December 16th it began for me. I needed a cheque and had run out; I grabbed his daytimer to get one of our cheques from it. I found a contract for a $411 000 condo, possession date Dec. 21. When challenged, he denied wanting to leave, saying he wanted to live with me, in our house, forever. Confronted with the evidence, he reluctantly admitted he was leaving me, after 33 years.

I am 66 years old. I will inherit some money from my mother's estate; he was waiting until the money was in our joint account so he could take it before he left. As it is, he took the $60 000 that was in the savings account and on the line of credit. This left me without money to pay any of the bills. He also ran up the one credit card with my name on it to beyond the stated limit.
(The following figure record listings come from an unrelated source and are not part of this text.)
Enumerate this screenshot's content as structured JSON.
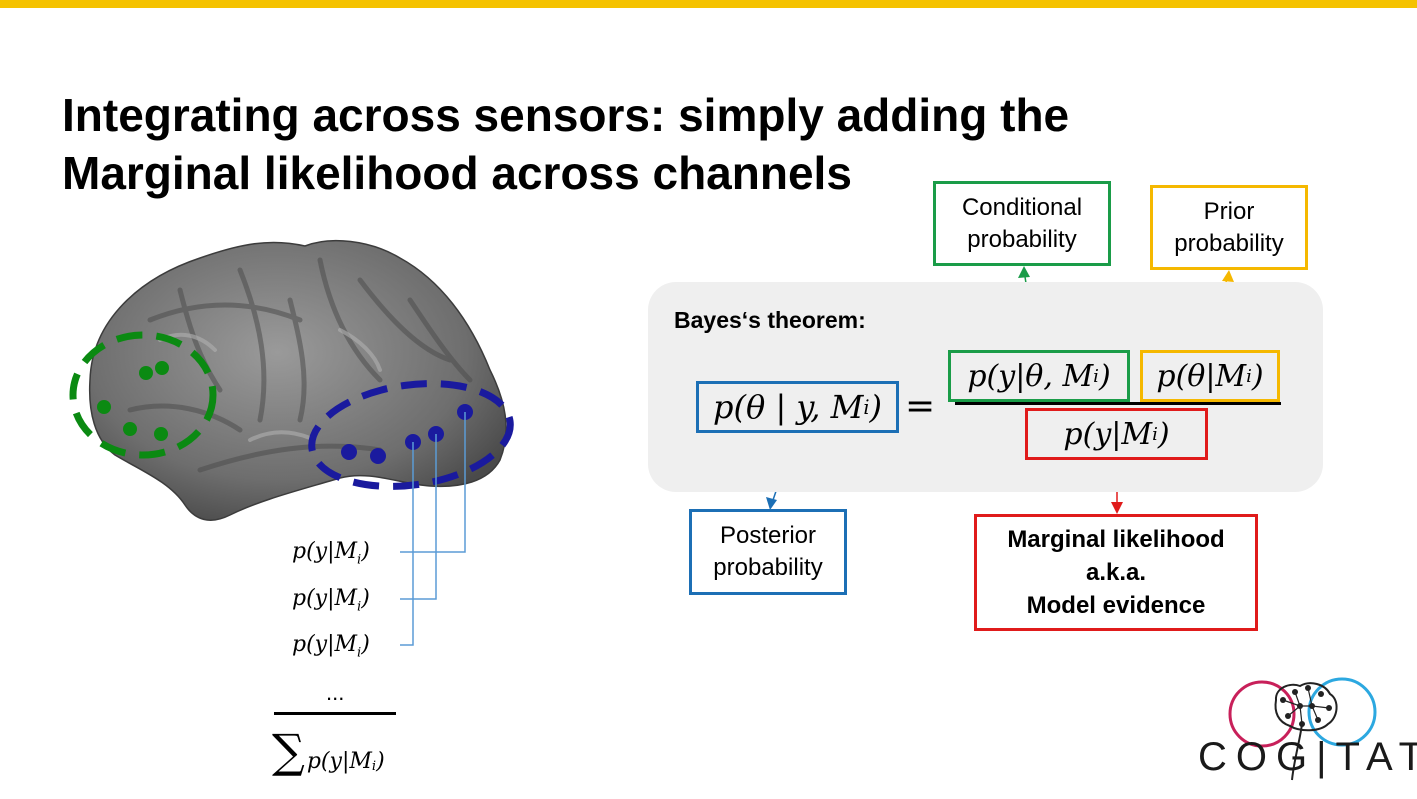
{
  "slide": {
    "title_line1": "Integrating across sensors: simply adding the",
    "title_line2": "Marginal likelihood across channels",
    "panel_title": "Bayes‘s theorem:"
  },
  "formula": {
    "lhs": "p(θ | y, M",
    "numerator_conditional": "p(y|θ, M",
    "numerator_prior": "p(θ|M",
    "denominator": "p(y|M",
    "subscript": "i",
    "close": ")",
    "equals": "="
  },
  "labels": {
    "conditional": [
      "Conditional",
      "probability"
    ],
    "prior": [
      "Prior",
      "probability"
    ],
    "posterior": [
      "Posterior",
      "probability"
    ],
    "marginal": [
      "Marginal likelihood",
      "a.k.a.",
      "Model evidence"
    ]
  },
  "sensors": {
    "item_text": "p(y|M",
    "subscript": "i",
    "close": ")",
    "ellipsis": "...",
    "sum_symbol": "∑"
  },
  "logo": {
    "text": "COG|TATE"
  },
  "colors": {
    "accent_bar": "#f5c200",
    "green": "#1a9c48",
    "orange": "#f5b800",
    "blue": "#1c6fb5",
    "red": "#e01b1b",
    "sensor_green": "#0b8a12",
    "sensor_blue": "#1a1a9e",
    "logo_pink": "#c8205a",
    "logo_cyan": "#2ca8e0"
  }
}
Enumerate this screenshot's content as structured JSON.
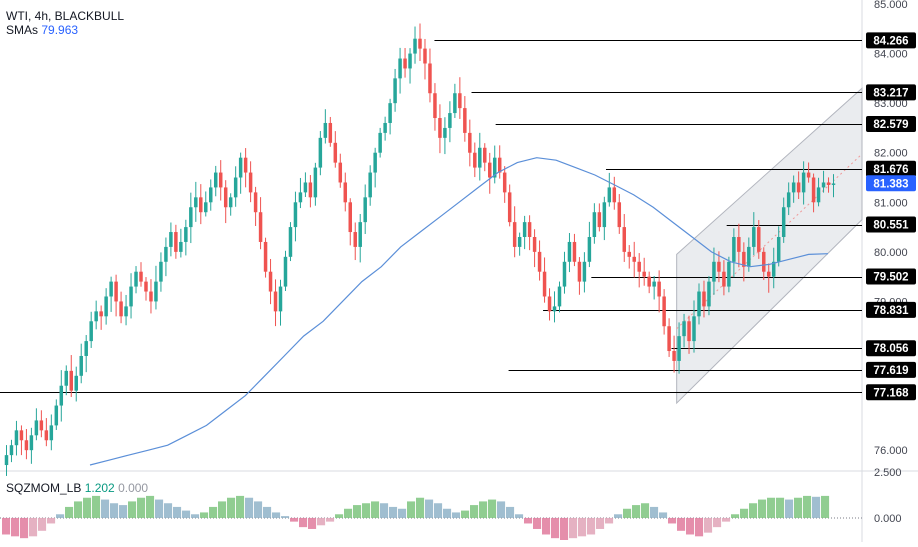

His possessions are still here. I just finished packing his clothing in boxes to store in the steel container I bought to house his stuff. The 20' container is half full, to the top. I have that much more to take out. He has called once.

This has been planned for over two years, as he had retained a divorce lawyer then.

I knew nothing about his unhappiness or intention of leaving.

I am a kite without a string, trying to stay flying but wobbling badly.

Saturday, February 02,2008

Joan
said...

Sharon,

Now it's time for you to get a divorce lawyer. And get a good one. Do it right now before the money disappears forever.

And I know you don't feel this way right now, but you *will* be glad you won't be spending the rest your life with this lying, cheating, thieving scumbucket.

Honest.

Keep in touch and let us know how you make out with the lawyer.


Joan

Sunday, February 03,2008

Donna
said...

I hope you won't feel worse if I comment that your runaway sounds like someone who never grew up; it's not your job to try to turn him into an adult.

After my husband ended our relationship (his health was suffering because of his double life, poor baby), it took me nearly three months to stop feeling guilty about things I did to find out what was real and what was not. Yes, really: I felt I was invading his privacy when I fired up his computer and found "love emails", photo after photo of the person he's involved with, and porn videos.

It has been eight months for me now. I keep finding things around the house that make me certain that my husband wanted me to pick up clues and initiate the split. It's sounds likely to me that you COULD "steal" his cellphone because he wanted you to.

About the woman who didn't know you exist: similar thing for me. When the story started making the rounds in my neighbourhood, a woman who had had to fend off unwelcome attentions from my spouse said that somehow she assumed that I was his sister! And several others have told me that they always assumed that my husband and I had and "open" marriage.

I'm not sure how much it helps to hear that others have been in the same boat as you. But please please please seek support even if you are convinced you don't need it. Don't try to keep afloat by doing all the bailing yourself!